Australian botanist (1827–1915)

Frederick Manson Bailey (8 March 1827 – 25 June 1915) was an Australian botanist who made valuable contributions to the characterisation of the flora of Queensland. He was known by his middle name, Manson. The standard author abbreviation F.M.Bailey is used to indicate this person as the author when citing a botanical name.

==Early life==
Frederick Manson Bailey was born in London, the second son of John Bailey. The Bailey family were nurserymen and seedsmen for many years in London, sometimes connected with Loddiges nurseries. Frederick was educated at the foundation school of the Independent Church at Hackney, London.

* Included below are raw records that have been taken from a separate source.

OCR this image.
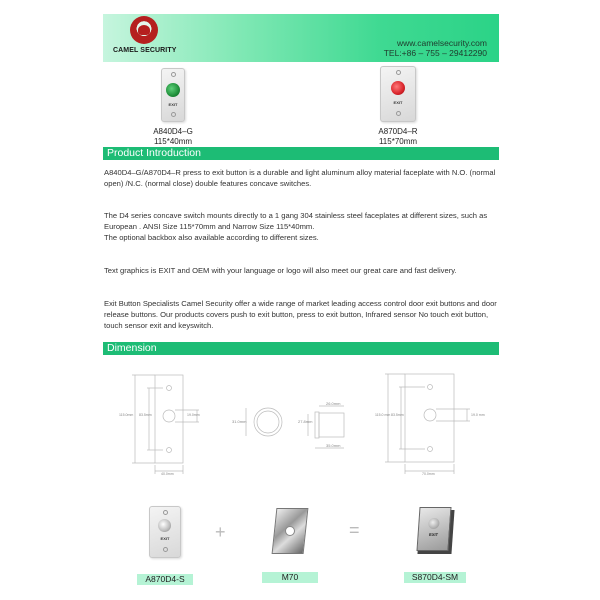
CAMEL SECURITY
www.camelsecurity.com
TEL:+86 – 755 – 29412290
EXIT
A840D4–G
115*40mm
EXIT
A870D4–R
115*70mm
Product Introduction
A840D4–G/A870D4–R press to exit button is a durable and light aluminum alloy material faceplate with N.O. (normal open) /N.C. (normal close) double features concave switches.
The D4 series concave switch mounts directly to a 1 gang 304 stainless steel faceplates at different sizes, such as European . ANSI Size 115*70mm and Narrow Size 115*40mm.
The optional backbox also available according to different sizes.
Text graphics is EXIT and OEM with your language or logo will also meet our great care and fast delivery.
Exit Button Specialists Camel Security offer a wide range of market leading access control door exit buttons and door release buttons. Our products covers push to exit button, press to exit button, Infrared sensor No touch exit button, touch sensor exit and keyswitch.
Dimension
115.0mm 83.5mm	19.0mm
40.0mm
31.0mm	27.8mm
26.0mm
35.0mm
115.0 mm 83.5mm	19.0 mm
70.0mm
EXIT
A870D4-S
+
M70
=	EXIT
S870D4-SM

The family went to Australia in 1838 arriving at Adelaide in March 1839 where John was appointed as colonial botanist by the governor, George Gawler, and started to form the Adelaide Botanic Garden. John Bailey held the position of colonial botanist until 1841.

==Career==
In 1856, Manson married Anna Maria, eldest daughter of the Rev. Thomas Waite, and in 1858, went to New Zealand and took up land in the Hutt Valley, but left there in 1861 left for New South Wales owing to the New Zealand Wars. In the same year, Bailey went to Queensland and collected plants is various parts of the state, and contributed articles on plant life generally. His first important publication was Handbook of Queensland Ferns published in 1874 and An Illustrated Monograph of the Grasses of Queensland with Karl Staiger.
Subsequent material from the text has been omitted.